I nod and rake up the tempo- her hips slamming into the squishy trunk. When I feel I can hold the tadpoles in no further, I dig myself out and rub the wiener on her belly till the penis-pudding catapults from my sausage pistol and is squashed all the way up to her breasts. It’s my turn to lay my head on her shoulder like a well-fed baby and sigh with relief. When the baby is done nuzzling and the water is risen till the knees, ‘tis time to leave.
ϖ
Long after the act, shame, like the darkness stretched out against the sky, casts a gloom upon my generally sunny view on life. The chirpy bird is mute, her ditty lost to the city. The shade is cast wide from the tree; the leaves flutter aimlessly in the breeze. The cookie crumbles lifelessly in my mouth, the coffee is stone cold. Simple Aarti fades from view, Monal glitters as gold.
‘What’s up, dude?’ Aarti says.
We are seated in a sunny coffee bar, empty mostly, save for an odd couple, and an old Parsi lady sitting alone having a milkshake. The afternoon is warm and we had both decided to meet up for a quick coffee and chat as some office work had brought us together in the same neighborhood. We are seated by the tall, freshly polished French windows, overlooking the bustling sidewalk.
I still find it hard to dismiss the thought of the soft edges of Monal’s belly, where the golden brown loaves of her thighs start their journey to her pink to
es.
‘You’ve been silently stirring that lone lump of sugar for the last half hour’, Aarti says, her voice coming from a distance.
‘Oh!’ I take the spoon out and take a sip of the coffee gone cold, and grimace.
Aarti laughs and motions to the pale Nepali waitress with the flat chest to fetch another coffee for me. ’Make it piping hot- the last one literally sent him to sleep’.
‘My hero’, she says, addressing me with her straw, ‘always fighting office battles. What’s bugging our soldier this day?’
‘This, and some of that’, I push away my cup and her toes that have crept up to my knee.
‘Papa doesn’t want to play with mama today’, she says, and lights up the table with a wide grin. ‘Papa only wants to work’.
I look at her and shake my head. She is every inch perfect- but suddenly perfectly plain. She has the right dimensions: she rises to the correct length from the ground, and then fills out in perfectly rounded contours. She is of robust design and provides year-round comfort; warm enough in the wintery nights and cool and shady when it’s heating up. Her surface area is without blemish, and her façade pleasant to the sight. When you shelter in her you feel blessed and you feel saved; she lengthens your days. She is all of mother, and sister, and woman, and savior.

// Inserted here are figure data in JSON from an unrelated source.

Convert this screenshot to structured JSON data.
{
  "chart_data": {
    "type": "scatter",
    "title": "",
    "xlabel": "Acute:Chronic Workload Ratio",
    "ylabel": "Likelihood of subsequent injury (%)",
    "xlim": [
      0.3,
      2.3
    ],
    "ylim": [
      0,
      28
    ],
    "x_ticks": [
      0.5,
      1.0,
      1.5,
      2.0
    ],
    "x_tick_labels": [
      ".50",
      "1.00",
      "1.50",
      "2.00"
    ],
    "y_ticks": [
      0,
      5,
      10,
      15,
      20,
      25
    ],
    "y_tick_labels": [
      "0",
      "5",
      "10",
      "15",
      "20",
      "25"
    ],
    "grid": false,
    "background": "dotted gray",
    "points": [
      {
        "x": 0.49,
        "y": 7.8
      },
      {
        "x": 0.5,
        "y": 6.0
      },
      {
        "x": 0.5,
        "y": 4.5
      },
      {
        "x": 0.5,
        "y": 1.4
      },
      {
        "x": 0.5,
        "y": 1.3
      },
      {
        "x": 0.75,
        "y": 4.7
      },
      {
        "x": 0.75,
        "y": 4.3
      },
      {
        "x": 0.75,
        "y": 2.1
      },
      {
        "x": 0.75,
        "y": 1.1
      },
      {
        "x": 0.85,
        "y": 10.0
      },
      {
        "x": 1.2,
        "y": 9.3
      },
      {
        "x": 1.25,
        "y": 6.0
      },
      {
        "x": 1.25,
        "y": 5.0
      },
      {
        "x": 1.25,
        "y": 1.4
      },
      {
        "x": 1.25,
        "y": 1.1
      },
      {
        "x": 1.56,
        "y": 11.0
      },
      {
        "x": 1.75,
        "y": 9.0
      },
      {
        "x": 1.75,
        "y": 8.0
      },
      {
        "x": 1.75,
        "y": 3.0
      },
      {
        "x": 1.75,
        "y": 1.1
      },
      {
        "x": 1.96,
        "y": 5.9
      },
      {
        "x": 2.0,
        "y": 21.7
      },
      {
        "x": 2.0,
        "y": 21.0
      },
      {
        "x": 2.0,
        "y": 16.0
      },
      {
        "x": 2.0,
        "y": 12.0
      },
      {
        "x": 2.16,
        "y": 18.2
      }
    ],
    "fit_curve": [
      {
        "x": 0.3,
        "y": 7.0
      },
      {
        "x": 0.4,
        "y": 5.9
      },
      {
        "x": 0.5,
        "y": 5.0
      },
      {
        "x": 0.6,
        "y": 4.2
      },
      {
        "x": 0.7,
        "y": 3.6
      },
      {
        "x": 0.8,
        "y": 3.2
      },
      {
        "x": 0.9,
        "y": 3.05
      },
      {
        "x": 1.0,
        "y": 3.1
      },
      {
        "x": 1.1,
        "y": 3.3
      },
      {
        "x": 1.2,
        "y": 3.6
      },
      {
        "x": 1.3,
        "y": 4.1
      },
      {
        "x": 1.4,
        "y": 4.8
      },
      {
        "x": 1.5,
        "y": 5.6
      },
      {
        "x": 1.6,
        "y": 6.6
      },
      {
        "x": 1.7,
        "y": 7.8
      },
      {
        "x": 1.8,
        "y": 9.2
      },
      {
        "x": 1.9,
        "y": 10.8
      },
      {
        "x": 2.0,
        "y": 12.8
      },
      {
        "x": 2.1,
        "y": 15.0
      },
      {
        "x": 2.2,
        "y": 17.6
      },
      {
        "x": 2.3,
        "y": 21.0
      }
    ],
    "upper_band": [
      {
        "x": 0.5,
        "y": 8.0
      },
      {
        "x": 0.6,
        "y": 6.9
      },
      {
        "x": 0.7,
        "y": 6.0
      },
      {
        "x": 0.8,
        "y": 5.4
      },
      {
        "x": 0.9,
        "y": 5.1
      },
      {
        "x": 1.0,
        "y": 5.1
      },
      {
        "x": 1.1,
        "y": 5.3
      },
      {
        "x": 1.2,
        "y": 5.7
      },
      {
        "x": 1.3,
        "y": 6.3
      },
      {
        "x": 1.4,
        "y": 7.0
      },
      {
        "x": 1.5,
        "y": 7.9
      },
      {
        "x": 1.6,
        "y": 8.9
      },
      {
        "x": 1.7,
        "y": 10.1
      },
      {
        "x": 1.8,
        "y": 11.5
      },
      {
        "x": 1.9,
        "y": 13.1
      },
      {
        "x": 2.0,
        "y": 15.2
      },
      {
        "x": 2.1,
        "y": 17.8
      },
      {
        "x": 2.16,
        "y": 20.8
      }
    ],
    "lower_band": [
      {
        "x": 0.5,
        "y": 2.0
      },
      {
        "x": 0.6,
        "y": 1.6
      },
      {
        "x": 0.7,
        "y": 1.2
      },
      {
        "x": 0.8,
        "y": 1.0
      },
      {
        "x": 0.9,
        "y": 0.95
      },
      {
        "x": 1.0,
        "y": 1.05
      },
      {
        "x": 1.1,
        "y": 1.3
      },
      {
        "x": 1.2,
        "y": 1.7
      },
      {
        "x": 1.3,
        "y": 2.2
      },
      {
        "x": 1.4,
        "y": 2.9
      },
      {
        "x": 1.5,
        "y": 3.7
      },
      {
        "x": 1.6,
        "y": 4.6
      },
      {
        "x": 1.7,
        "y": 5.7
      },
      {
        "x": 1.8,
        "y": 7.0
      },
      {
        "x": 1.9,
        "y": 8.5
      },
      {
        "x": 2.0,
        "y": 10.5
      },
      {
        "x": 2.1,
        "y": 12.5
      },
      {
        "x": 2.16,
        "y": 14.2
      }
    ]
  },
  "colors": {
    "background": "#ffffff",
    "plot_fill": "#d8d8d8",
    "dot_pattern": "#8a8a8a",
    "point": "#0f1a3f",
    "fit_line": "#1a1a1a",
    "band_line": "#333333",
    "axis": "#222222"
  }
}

Monal- she’s the salt seasoning of life. Olive-skinned, with eyes that gleam in mischief; her dangerous and forbidden allure is what compels men to soak weed and wage wars. Thy neighbor’s coveted, fornicating wife- she’s what god had in mind when he wrote with his finger on a stone tablet the tenth commandment on Mount Sinai.
Having tasted of her meat, all else is grass to me.
‘Are you even here?’ Aarti taps on my temple to snap me out of my reverie.
‘Huh?’
‘As I was saying, my dad is gathering my trousseau. Can you imagine the old man doing it? And guess who’s helping him?’
‘Yeah, he sure needs help’. My attention is riveted on the ripples in my cup as I swirl the coffee with a finger.